Он сражался в битве под Лейпцигом, проявил отвагу и был произведен в чин старшего квартирмейстера, но звание офицера штаба теперь, в бегущей армии, не давало почти никаких преимуществ.

Отупление Огюста внезапно исчезло, когда французская армия, преследуемая русско-австрийскими войсками, оказалась прижатой к реке Об возле Ла-Ротье. Это была уже земля Франции, и здесь Монферрану вспомнились вдруг слова Персье о том, что, погибая, Наполеон увлечет Францию за собою.
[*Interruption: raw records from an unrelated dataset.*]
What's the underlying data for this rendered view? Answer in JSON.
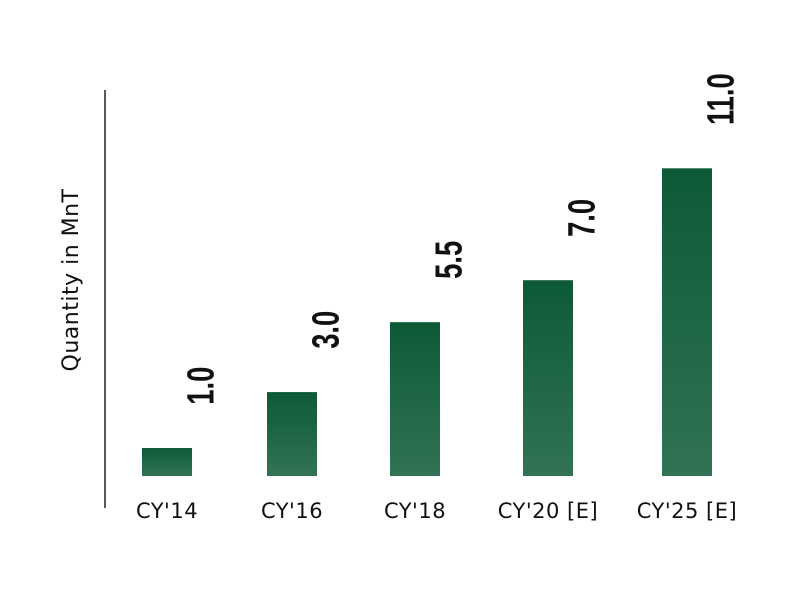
{
  "chart_data": {
    "type": "bar",
    "y_label": "Quantity in MnT",
    "categories": [
      "CY'14",
      "CY'16",
      "CY'18",
      "CY'20 [E]",
      "CY'25 [E]"
    ],
    "values": [
      1.0,
      3.0,
      5.5,
      7.0,
      11.0
    ],
    "value_labels": [
      "1.0",
      "3.0",
      "5.5",
      "7.0",
      "11.0"
    ],
    "color": "#0d5a36",
    "ylim": [
      0,
      13.8
    ]
  }
}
Его охватил ужас, затмивший злобу и даже самый страх смерти, ее породивший. «Неужели все погибло?! Неужели погибла Франция?!» — поразила его новая, острая и отчетливая мысль.
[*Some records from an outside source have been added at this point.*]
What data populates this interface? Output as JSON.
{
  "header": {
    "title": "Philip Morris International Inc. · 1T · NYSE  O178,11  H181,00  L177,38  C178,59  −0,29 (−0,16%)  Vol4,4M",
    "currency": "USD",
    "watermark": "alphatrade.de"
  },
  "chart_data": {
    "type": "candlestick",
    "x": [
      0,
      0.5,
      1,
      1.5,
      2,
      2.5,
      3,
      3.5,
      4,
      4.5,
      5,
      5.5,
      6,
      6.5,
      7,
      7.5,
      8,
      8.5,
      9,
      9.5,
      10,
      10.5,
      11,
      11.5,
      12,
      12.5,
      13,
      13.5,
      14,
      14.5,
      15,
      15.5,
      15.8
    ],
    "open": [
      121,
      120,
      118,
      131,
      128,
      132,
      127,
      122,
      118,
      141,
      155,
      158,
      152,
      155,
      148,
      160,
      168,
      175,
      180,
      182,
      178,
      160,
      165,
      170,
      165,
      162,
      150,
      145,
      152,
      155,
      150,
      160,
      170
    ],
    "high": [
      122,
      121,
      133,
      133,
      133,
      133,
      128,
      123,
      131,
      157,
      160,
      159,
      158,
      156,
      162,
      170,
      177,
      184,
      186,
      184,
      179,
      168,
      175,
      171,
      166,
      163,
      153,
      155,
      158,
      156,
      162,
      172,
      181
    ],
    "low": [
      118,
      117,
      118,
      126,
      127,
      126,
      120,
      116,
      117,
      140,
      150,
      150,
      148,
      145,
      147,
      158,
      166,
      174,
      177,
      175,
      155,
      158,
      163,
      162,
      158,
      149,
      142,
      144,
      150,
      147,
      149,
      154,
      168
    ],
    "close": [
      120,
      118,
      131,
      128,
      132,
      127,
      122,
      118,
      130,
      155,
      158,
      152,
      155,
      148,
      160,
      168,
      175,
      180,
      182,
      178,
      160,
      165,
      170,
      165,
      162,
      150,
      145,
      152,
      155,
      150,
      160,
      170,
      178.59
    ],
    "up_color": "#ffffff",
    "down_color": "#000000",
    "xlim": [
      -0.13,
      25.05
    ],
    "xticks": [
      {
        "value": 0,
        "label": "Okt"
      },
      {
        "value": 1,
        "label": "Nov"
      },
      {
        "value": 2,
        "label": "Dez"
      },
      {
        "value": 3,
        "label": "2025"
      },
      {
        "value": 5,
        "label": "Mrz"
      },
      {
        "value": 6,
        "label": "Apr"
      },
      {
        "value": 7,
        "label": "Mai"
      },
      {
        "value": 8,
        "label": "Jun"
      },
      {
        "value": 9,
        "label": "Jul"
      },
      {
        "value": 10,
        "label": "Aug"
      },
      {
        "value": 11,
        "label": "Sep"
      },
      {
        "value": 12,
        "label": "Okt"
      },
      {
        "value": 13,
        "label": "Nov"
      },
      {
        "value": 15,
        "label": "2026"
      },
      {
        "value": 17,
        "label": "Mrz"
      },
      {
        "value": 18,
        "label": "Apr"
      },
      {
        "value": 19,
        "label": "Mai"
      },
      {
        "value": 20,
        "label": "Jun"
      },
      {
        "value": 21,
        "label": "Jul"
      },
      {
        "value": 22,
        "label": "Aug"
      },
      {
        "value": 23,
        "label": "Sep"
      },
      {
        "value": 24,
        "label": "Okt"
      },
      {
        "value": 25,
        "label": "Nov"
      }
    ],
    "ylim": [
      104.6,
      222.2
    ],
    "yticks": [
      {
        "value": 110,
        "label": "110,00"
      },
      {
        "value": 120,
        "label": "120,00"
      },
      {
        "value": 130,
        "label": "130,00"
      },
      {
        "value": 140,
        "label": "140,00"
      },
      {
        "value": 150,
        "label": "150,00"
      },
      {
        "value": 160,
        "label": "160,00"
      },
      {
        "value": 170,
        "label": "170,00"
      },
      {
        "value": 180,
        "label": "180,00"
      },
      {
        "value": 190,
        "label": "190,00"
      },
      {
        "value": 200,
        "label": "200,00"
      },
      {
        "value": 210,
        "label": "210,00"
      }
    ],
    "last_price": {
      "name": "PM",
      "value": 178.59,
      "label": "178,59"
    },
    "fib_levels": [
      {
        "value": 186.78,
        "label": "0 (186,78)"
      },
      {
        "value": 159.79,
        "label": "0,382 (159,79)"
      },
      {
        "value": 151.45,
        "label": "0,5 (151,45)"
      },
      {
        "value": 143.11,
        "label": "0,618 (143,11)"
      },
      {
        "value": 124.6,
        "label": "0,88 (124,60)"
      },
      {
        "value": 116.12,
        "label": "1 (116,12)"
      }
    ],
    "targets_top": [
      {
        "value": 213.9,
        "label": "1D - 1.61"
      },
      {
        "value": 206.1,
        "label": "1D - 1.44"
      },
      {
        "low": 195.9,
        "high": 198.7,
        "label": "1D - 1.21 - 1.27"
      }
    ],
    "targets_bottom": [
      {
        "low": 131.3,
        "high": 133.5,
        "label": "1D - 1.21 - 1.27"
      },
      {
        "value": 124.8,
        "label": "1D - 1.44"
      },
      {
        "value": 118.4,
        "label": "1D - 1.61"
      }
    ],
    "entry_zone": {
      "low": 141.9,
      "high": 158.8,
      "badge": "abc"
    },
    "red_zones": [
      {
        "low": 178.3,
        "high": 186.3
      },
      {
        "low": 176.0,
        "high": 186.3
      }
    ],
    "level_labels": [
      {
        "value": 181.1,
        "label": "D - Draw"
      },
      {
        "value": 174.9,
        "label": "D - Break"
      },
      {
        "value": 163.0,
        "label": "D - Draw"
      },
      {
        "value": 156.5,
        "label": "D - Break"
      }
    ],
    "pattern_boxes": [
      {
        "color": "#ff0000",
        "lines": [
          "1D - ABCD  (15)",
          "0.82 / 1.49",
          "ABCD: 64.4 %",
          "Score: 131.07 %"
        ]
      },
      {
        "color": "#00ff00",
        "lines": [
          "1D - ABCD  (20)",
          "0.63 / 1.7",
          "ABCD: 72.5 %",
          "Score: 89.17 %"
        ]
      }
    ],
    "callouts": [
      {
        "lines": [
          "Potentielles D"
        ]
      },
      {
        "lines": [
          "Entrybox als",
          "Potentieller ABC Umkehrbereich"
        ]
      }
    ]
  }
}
Сражение при Ла-Ротье состоялось 1 февраля 1814 года и закончилось отступлением французов, за несколько часов потерявших четыре тысячи человек убитыми и около двух тысяч пленными.

Полк Дюбуа, к несчастью, оказался в стороне от Лесмона, где существовал единственный мост через стремительный Об, и был обречен на уничтожение.
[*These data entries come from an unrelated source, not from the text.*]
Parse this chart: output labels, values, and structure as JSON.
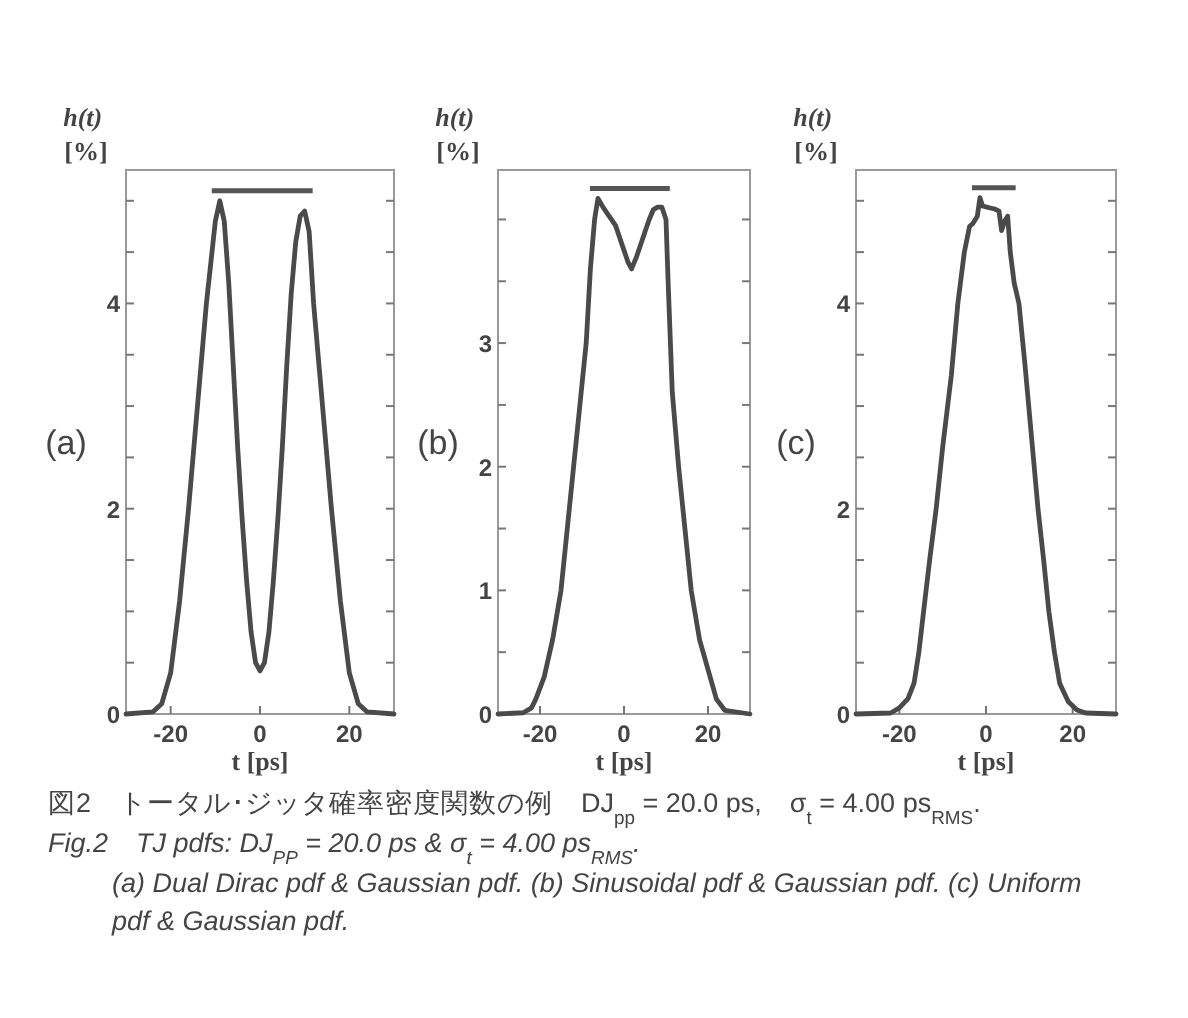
{
  "chart_data": [
    {
      "type": "line",
      "xlabel": "t [ps]",
      "ylabel": "h(t) [%]",
      "xlim": [
        -30,
        30
      ],
      "ylim": [
        0,
        5.3
      ],
      "xticks": [
        -20,
        0,
        20
      ],
      "yticks": [
        0,
        {
          "value": 0.5,
          "label": null
        },
        {
          "value": 1,
          "label": null
        },
        {
          "value": 1.5,
          "label": null
        },
        2,
        {
          "value": 2.5,
          "label": null
        },
        {
          "value": 3,
          "label": null
        },
        {
          "value": 3.5,
          "label": null
        },
        4,
        {
          "value": 4.5,
          "label": null
        },
        {
          "value": 5,
          "label": null
        }
      ],
      "grid": false,
      "marker": "none",
      "line_style": "solid",
      "series": [
        {
          "color": "#4a4a4a",
          "x": [
            -30,
            -24,
            -22,
            -20,
            -18,
            -16,
            -14,
            -12,
            -10,
            -9,
            -8,
            -7,
            -6,
            -5,
            -4,
            -3,
            -2,
            -1,
            0,
            1,
            2,
            3,
            4,
            5,
            6,
            7,
            8,
            9,
            10,
            11,
            12,
            14,
            16,
            18,
            20,
            22,
            24,
            30
          ],
          "values": [
            0,
            0.02,
            0.1,
            0.4,
            1.1,
            2.0,
            3.0,
            4.0,
            4.8,
            5.0,
            4.8,
            4.2,
            3.4,
            2.6,
            1.9,
            1.3,
            0.8,
            0.5,
            0.42,
            0.5,
            0.8,
            1.3,
            1.9,
            2.6,
            3.4,
            4.1,
            4.6,
            4.85,
            4.9,
            4.7,
            4.0,
            3.0,
            2.0,
            1.1,
            0.4,
            0.1,
            0.02,
            0
          ]
        }
      ],
      "annotations": [
        "(a)",
        "図2　トータル･ジッタ確率密度関数の例　DJ$_{pp}$ = 20.0 ps,　σ$_{t}$ = 4.00 ps$_{RMS}$.",
        "Fig.2　TJ pdfs: DJ$_{PP}$ = 20.0 ps &  σ$_{t}$ = 4.00 ps$_{RMS}$.",
        "(a) Dual Dirac pdf & Gaussian pdf. (b) Sinusoidal pdf & Gaussian pdf. (c) Uniform pdf & Gaussian pdf."
      ]
    },
    {
      "type": "line",
      "xlabel": "t [ps]",
      "ylabel": "h(t) [%]",
      "xlim": [
        -30,
        30
      ],
      "ylim": [
        0,
        4.4
      ],
      "xticks": [
        -20,
        0,
        20
      ],
      "yticks": [
        0,
        {
          "value": 0.5,
          "label": null
        },
        1,
        {
          "value": 1.5,
          "label": null
        },
        2,
        {
          "value": 2.5,
          "label": null
        },
        3,
        {
          "value": 3.5,
          "label": null
        },
        {
          "value": 4,
          "label": null
        }
      ],
      "grid": false,
      "marker": "none",
      "line_style": "solid",
      "series": [
        {
          "color": "#4a4a4a",
          "x": [
            -30,
            -24,
            -22,
            -21,
            -19,
            -17,
            -15,
            -13.5,
            -12,
            -10.5,
            -9,
            -8,
            -7,
            -6.2,
            -5,
            -4,
            -3,
            -2,
            -1,
            0,
            1,
            1.8,
            3,
            4,
            5,
            6,
            7,
            8,
            9,
            10,
            10.5,
            11.5,
            13,
            14.5,
            16,
            18,
            20.5,
            22,
            24,
            30
          ],
          "values": [
            0,
            0.01,
            0.05,
            0.12,
            0.3,
            0.6,
            1.0,
            1.5,
            2.0,
            2.5,
            3.0,
            3.6,
            4.0,
            4.17,
            4.1,
            4.05,
            4.0,
            3.95,
            3.85,
            3.75,
            3.65,
            3.6,
            3.7,
            3.8,
            3.9,
            4.0,
            4.08,
            4.1,
            4.1,
            4.0,
            3.5,
            2.6,
            2.0,
            1.5,
            1.0,
            0.6,
            0.3,
            0.12,
            0.03,
            0
          ]
        }
      ],
      "annotations": [
        "(b)"
      ]
    },
    {
      "type": "line",
      "xlabel": "t [ps]",
      "ylabel": "h(t) [%]",
      "xlim": [
        -30,
        30
      ],
      "ylim": [
        0,
        5.3
      ],
      "xticks": [
        -20,
        0,
        20
      ],
      "yticks": [
        0,
        {
          "value": 0.5,
          "label": null
        },
        {
          "value": 1,
          "label": null
        },
        {
          "value": 1.5,
          "label": null
        },
        2,
        {
          "value": 2.5,
          "label": null
        },
        {
          "value": 3,
          "label": null
        },
        {
          "value": 3.5,
          "label": null
        },
        4,
        {
          "value": 4.5,
          "label": null
        },
        {
          "value": 5,
          "label": null
        }
      ],
      "grid": false,
      "marker": "none",
      "line_style": "solid",
      "series": [
        {
          "color": "#4a4a4a",
          "x": [
            -30,
            -22,
            -20,
            -18,
            -16.6,
            -15.5,
            -14.4,
            -13,
            -11.5,
            -10,
            -8,
            -6.5,
            -5,
            -3.8,
            -3,
            -2,
            -1.4,
            -0.8,
            0,
            1,
            2,
            3,
            3.6,
            4.3,
            5,
            5.6,
            6.5,
            7.6,
            9,
            10.5,
            12,
            13.3,
            14.5,
            15.8,
            17,
            19,
            21,
            23,
            30
          ],
          "values": [
            0,
            0.01,
            0.06,
            0.15,
            0.3,
            0.6,
            1.0,
            1.5,
            2.0,
            2.6,
            3.3,
            4.0,
            4.5,
            4.75,
            4.78,
            4.85,
            5.03,
            4.95,
            4.94,
            4.93,
            4.92,
            4.9,
            4.71,
            4.8,
            4.85,
            4.5,
            4.2,
            4.0,
            3.4,
            2.7,
            2.0,
            1.5,
            1.0,
            0.6,
            0.3,
            0.12,
            0.04,
            0.01,
            0
          ]
        }
      ],
      "annotations": [
        "(c)"
      ]
    }
  ]
}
Какой-то крестьянин, которого привели к полковнику разведчики, уверил его, что в нескольких милях выше по течению есть брод. Дюбуа великолепно понимал, что переходить ледяную стремительную реку смерти подобно, но то была еще смерть сомнительная, а настигавшая полк русская картечь несла смерть несомненную, и полковник решился. Густыми залпами, истратив последние патроны, он отбросил назад нажимавшие на него казачьи отряды и стремительным маршем двинул полк к названному крестьянином месту. Перед тем солдаты выдержали длительный бой, а весь день накануне непрерывно отступали, почти двое суток никто ничего не ел, однако страх заставил людей, едва передвигавших ноги, бегом броситься к своему спасению.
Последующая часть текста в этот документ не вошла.